March 14, 2018 by Nick Griffin
(UPDATED March 21, 2018)
Thirteen critical security vulnerabilities in AMD processors have been allegedly exposed by researchers at "CTS Labs", an Israeli cyber security firm.
The vulnerabilities are said to be found in AMD Ryzen & EPYC products, and classified into four categories that the researchers have code-named 'RYZENFALL', 'MASTERKEY', 'FALLOUT', and 'CHIMERA'. Some of these vulnerabilities are harshly described by the researchers as "backdoors, [that] could not have passed even the most rudimentary white-box security review".
An AMD spokesperson has commented saying: "...at AMD, security is a top priority and we are continually working to ensure the safety of our users as new risks arise. We are investigating this report, which we just received, to understand the methodology and merit of the findings."

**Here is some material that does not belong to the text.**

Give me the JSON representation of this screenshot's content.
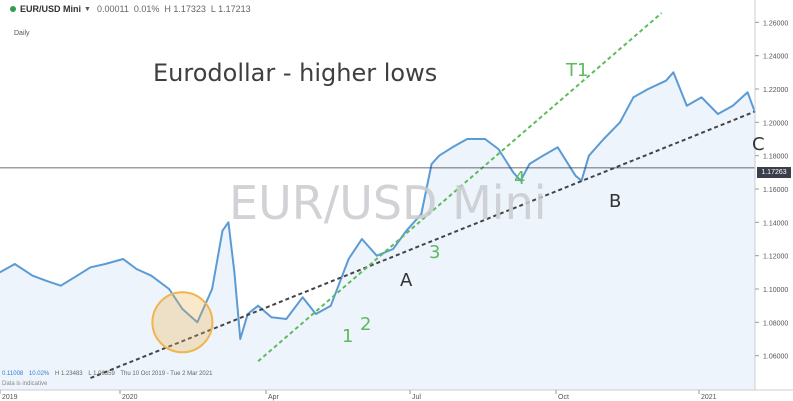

UPDATE: AMD have now commented on the vulnerabilities and confirmed their existence, stating that "it’s important to note that all the issues raised in the research require administrative access to the system, a type of access that effectively grants the user unrestricted access to the system ... Any attacker gaining unauthorized administrative access would have a wide range of attacks at their disposal well beyond the exploits identified in this research."
All Bark and no Bite?
Some users have been quick to shoot down the researchers' findings, with one Twitter user claiming that the vulnerabilities are "over-hyped beyond belief".
Key technical details of the vulnerabilities have not been released and so it is difficult to gauge the full extent of these alleged vulnerabilities. However, the high bar of requirements needed to exploit most of them (i.e. administrative privileges, ability to flash the system BIOS, requiring the use of a vendor-supplied signed driver) somewhat diminishes their severity.
Criticism of CTS-Labs has also come in the way of displeasure over the cyber security organisation only giving AMD 24 hours to respond to their findings. A typical, responsible disclosure period calls for a 90 day notice period before publication.
We urge users to reserve a degree of scepticism in regards to this research until an official announcement is released by AMD. CTS-Labs claim that they have shared the details with AMD, Microsoft, and 'a small number of companies that could produce patches and mitigations'. At present there are no known patches or mitigations available, although it is highly unlikely that these vulnerabilities are being exploited by attackers.